Recommendations for the management of indeterminate small testis masses

Presented by
Mr Shafi Wardak, University College London Hospitals, UK
Conference
EAU 2021
Currently, the pathway for the management of indeterminate small testis masses is not standardised. The current study assessed the outcomes including imaging surveillance and biopsy of small testis masses to propose a management pathway for small testis masses to avoid unnecessary radical orchidectomy. This study has important implications relating to the preservation of fertility and hormonal function.

In a retrospective analysis of all small testis masses (≤2 cm) from a single centre in the United Kingdom over a 10-year period, each case was discussed by a specialist testis multidisciplinary team [1]. The current analysis included 307 patients (median age 36 years) with a median lesion size of 6 mm (range 1.5–20 mm). Of these, 62 patients (20%) underwent radical orchidectomy, 161 (52%) underwent surveillance with serial ultrasounds up to 12 months, 82 (27%) had an ultrasound-guided testicular biopsy, and 3 (1%) were discharged with reassurance and advice for self-examination.

A total of 115 patients (38%), including 33 patients from the surveillance cohort, underwent a testicular biopsy. Of these patients, 30 (26%) had a histological diagnosis of malignancy. Most malignancies were seminomas, and the remainder were benign lesions including Leydig cell tumours. Tumour markers were not elevated in any of the patients with malignancy.

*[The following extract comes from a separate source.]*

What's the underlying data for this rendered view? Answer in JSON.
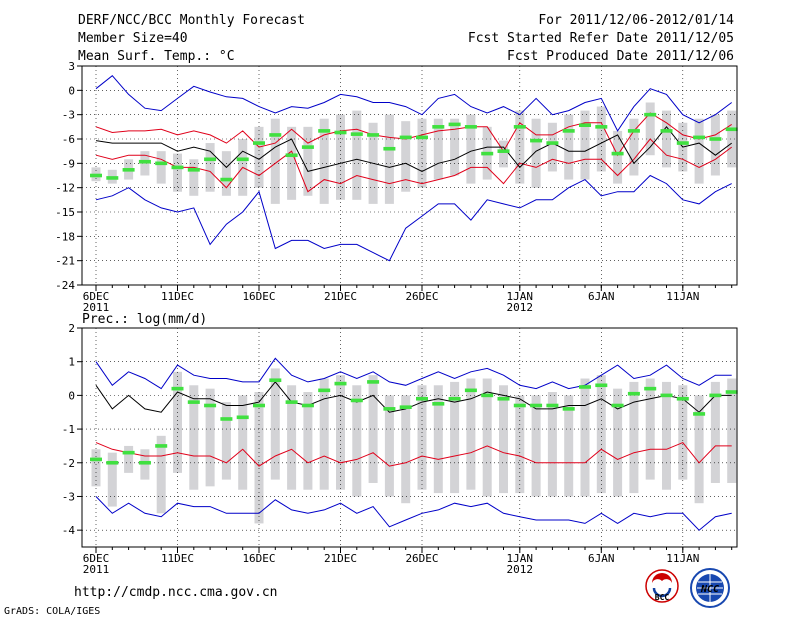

Orchidectomy for small testis masses has significant implications for fertility and hormonal function. This study showed that <10% of small testis masses were malignant. The cancer detection rate for patients under surveillance was even lower (4.3% in this analysis). Surveillance can avoid unnecessary biopsy and orchidectomy while ensuring that the lesions that change are biopsied early.

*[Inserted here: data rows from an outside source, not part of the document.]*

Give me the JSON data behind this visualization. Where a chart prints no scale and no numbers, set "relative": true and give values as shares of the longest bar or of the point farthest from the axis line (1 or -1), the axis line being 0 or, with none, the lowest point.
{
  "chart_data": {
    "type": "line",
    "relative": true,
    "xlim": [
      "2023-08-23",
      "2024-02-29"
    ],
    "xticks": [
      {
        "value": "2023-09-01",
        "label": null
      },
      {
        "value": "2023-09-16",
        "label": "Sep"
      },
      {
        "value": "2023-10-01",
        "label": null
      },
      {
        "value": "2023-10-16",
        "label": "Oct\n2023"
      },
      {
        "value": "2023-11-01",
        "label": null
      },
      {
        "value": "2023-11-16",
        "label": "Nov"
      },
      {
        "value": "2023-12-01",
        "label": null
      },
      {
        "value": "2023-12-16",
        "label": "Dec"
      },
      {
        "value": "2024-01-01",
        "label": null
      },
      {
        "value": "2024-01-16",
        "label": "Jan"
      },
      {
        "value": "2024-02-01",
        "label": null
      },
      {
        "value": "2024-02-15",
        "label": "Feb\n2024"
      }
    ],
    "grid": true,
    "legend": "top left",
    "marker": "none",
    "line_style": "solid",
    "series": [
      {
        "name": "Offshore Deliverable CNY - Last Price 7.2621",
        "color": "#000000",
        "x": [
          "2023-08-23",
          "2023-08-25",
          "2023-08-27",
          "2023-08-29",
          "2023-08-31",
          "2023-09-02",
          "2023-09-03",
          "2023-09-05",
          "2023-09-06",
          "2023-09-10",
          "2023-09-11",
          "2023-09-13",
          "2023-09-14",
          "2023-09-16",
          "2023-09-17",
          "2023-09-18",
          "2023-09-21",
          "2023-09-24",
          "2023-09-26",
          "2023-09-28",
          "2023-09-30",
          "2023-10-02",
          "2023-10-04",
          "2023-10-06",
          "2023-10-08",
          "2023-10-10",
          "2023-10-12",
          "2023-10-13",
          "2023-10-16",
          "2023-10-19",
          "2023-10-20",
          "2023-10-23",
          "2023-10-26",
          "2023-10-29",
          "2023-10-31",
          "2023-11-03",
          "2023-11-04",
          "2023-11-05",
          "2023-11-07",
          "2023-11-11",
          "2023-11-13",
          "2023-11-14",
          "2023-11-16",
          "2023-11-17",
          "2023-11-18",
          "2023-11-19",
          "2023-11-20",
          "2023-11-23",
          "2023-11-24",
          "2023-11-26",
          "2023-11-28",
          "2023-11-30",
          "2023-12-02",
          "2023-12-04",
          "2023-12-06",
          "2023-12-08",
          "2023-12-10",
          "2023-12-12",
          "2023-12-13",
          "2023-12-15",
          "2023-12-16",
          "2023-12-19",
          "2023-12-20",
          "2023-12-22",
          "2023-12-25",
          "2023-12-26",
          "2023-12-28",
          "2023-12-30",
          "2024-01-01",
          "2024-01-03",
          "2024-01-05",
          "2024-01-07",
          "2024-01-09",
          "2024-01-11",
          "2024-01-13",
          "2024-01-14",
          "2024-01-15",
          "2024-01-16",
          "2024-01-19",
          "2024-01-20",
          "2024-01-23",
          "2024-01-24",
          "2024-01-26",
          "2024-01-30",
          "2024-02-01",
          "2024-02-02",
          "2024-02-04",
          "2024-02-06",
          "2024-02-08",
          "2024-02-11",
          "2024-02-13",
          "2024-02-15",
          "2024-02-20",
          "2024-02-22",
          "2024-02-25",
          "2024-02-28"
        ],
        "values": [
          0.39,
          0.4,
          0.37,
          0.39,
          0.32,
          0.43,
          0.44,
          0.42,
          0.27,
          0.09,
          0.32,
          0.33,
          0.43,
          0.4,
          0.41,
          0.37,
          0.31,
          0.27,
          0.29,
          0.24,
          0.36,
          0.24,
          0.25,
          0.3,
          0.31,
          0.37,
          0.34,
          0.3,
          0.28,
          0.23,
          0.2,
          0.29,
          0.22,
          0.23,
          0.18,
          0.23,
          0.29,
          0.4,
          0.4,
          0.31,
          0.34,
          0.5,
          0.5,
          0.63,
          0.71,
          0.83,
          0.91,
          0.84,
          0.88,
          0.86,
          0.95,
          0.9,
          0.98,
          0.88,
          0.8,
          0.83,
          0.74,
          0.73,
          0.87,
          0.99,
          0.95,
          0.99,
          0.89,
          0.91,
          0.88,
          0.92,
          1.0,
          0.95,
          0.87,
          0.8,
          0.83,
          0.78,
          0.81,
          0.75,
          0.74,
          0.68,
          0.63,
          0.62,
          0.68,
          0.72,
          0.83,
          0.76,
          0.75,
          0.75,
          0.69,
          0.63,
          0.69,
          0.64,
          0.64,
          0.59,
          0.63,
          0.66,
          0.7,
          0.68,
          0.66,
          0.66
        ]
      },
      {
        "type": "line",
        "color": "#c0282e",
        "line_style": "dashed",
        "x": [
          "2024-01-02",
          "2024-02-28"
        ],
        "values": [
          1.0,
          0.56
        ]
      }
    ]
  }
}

Based on this data, Mr Shafi Wardak (University College London Hospitals, UK) argued that all small testis masses should be reviewed in a testis multidisciplinary team before considering surgical intervention. He recommended ≥3 surveillance scans 3–6 months apart, and to biopsy the lesions that change on serial imaging.

  1. Wardak SW. Management of indeterminate Small Testis Masses (STMs): A 10-year single centre experience. P0654, EAU21 Virtual, 8–12 July 2021.